The UNESCO World Heritage Committee has lamented the "fragile state of conservation" of the Gelati monument in Georgia's west, calling on the Georgian government to implement a solution for safeguarding the monastery from precipitation via a "workable solution" and requesting international assistance for implementing measures for improving its conservation state.
The question of the 12th century World Heritage Site, at the centre of a controversy in Georgia due to a botched rehabilitation work that has resulted in rainwater leakage through a recently installed roof and damage to its frescoes, was among subjects discussed at the UNESCO World Heritage Committee’s 44th session, held online between July 16-31.
In the meeting's section for reviewing the current state of conservation of World Heritage List monuments worldwide, the question of Gelati followed on the heels of the Georgian government's request for assistance from the World Heritage Centre following the confirmation of rainwater leaks last year.
In the related UNESCO document WHC/21/44.COM/7B, published on the official website of the global body following the 44th meeting of its Committee, a draft decision on the monument is presented containing a number of notes and requests for the Georgian state and international community for safeguarding the site.
A view on a section of the interior wall painting of the monument, observed during a visit by UNESCO experts in June to study damage to the site.

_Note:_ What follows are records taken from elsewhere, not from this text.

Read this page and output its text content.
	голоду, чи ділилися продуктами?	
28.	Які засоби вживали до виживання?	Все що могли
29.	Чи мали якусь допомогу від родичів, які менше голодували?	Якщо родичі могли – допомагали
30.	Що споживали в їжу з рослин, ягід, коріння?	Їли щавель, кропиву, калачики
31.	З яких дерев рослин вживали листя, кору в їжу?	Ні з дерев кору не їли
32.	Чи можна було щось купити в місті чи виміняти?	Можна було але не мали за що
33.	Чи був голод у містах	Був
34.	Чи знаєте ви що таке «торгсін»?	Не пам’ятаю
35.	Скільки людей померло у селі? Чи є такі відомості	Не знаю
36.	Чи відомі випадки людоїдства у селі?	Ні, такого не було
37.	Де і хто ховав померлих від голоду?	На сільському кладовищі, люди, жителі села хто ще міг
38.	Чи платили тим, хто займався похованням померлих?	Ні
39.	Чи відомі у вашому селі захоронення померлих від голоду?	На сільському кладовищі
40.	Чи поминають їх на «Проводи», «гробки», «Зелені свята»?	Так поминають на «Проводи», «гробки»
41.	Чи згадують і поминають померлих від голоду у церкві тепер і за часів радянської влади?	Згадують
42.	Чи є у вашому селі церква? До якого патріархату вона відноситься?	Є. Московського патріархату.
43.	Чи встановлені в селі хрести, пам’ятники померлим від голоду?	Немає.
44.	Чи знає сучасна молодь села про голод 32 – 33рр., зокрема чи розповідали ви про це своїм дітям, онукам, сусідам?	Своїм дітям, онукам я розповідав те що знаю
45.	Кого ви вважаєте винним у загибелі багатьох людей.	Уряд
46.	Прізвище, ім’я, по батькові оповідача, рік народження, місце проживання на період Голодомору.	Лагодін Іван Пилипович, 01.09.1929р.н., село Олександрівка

Screenshot from culture ministry video.
The decision is based on an analysis of the state of the monument by the World Heritage Centre, International Council on Monuments and Sites (ICOMOS) and International Centre for the Study of the Preservation and Restoration of Cultural Property (ICCROM).

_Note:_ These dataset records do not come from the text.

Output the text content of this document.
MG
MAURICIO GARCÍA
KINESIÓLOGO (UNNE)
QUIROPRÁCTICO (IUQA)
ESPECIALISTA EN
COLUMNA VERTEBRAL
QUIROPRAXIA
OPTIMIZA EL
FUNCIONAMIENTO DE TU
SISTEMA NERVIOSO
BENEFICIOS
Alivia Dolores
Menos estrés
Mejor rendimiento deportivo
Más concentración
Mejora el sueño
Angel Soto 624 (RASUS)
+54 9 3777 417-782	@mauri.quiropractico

The conservation actions undertaken have unfortunately not all been successful. The failure of the recently installed tiled roofs on the Church of the Virgin and the persistent moisture problems at St George’s Church has resulted in damage to the wall paintings and mosaics inside both churches, which has a negative impact on the Outstanding Universal Value (OUV) of the property.

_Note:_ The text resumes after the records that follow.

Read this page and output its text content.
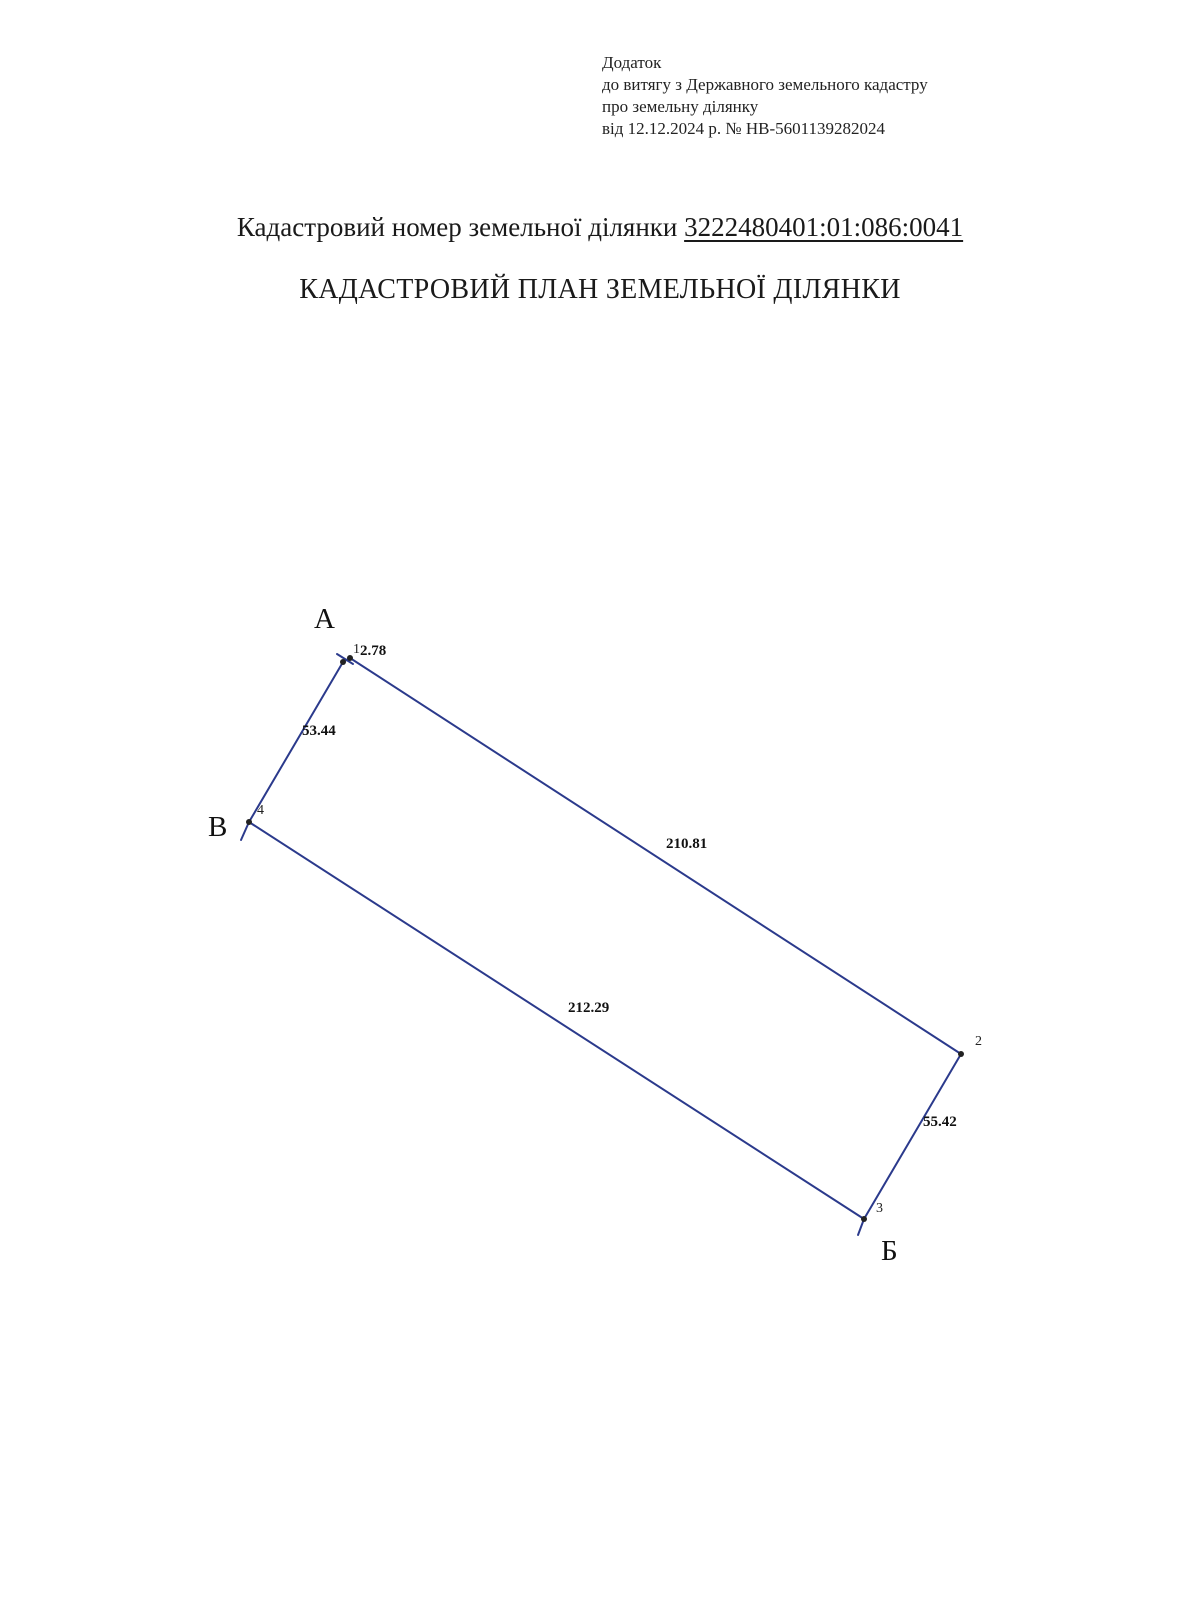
Додаток
до витягу з Державного земельного кадастру
про земельну ділянку
від 12.12.2024 р. № НВ-5601139282024
Кадастровий номер земельної ділянки 3222480401:01:086:0041
КАДАСТРОВИЙ ПЛАН ЗЕМЕЛЬНОЇ ДІЛЯНКИ
А
В
Б
1
2
3
4
2.78
53.44
210.81
212.29
55.42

- UNESCO World Heritage Centre, ICOMOS, ICCROM
The analysis itself laments the problems with safeguarding the complex from precipitation that "exacerbate the fragile state of conservation of this property". It also calls "disconcerting" the fact of the issues arising "so soon after the removal" of Gelati from the List of World Heritage in Danger in 2017.
The Committee notes the "unfortunate failure" of the roofing tiles selected for replacing the roof of the monastery, along with lamenting the "continuing degradation through moisture ingress in St George’s Church [part of the monastery complex] which is leading to decay of stonework, mosaics and wall paintings".
The roof tiling selected in the rehabilitation work that later proved defective and leaked rainwater in 2020. Photo via National Agency for Cultural Heritage Preservation of Georgia.
While acknowledging the Georgian state cultural authorities' action on installing a temporary roofing structure over the St Mary Church - a central part of the monastery - as well as "monitoring and reporting of the damage" at the site, the Committee requests an urgent action of providing a "more workable solution" of covering both the St George's Church and the St Mary Church in a manner that would ensure prevention of moisture ingress into their structures.
The draft decision also asks the Georgian authorities to report on progress on the Committee's previous request for a "coordinating committee" for Gelati, and for updating the Management Plan for the monument. Finally, the UNESCO Committee also calls for "an increased mobilisation" of resources from the international community in implementing measures for improving conservation status of Gelati.
The World Heritage Committee document follows a visit of UNESCO experts to Georgia in June to examine Gelati following a request by the Georgian culture ministry. The two professionals said frescoes in the monastery were "in very bad condition", with their recommendations for safeguarding the site expected to be sent to their Georgian colleagues last month.
Earlier this year, culture minister Thea Tsulukiani, appointed to the position in March, said some of the damage caused to frescoes of Gelati by rainwater leaks would be "irreversible". She also called the 2008-2020 rehabilitation "experiment" on the monument a "big mistake".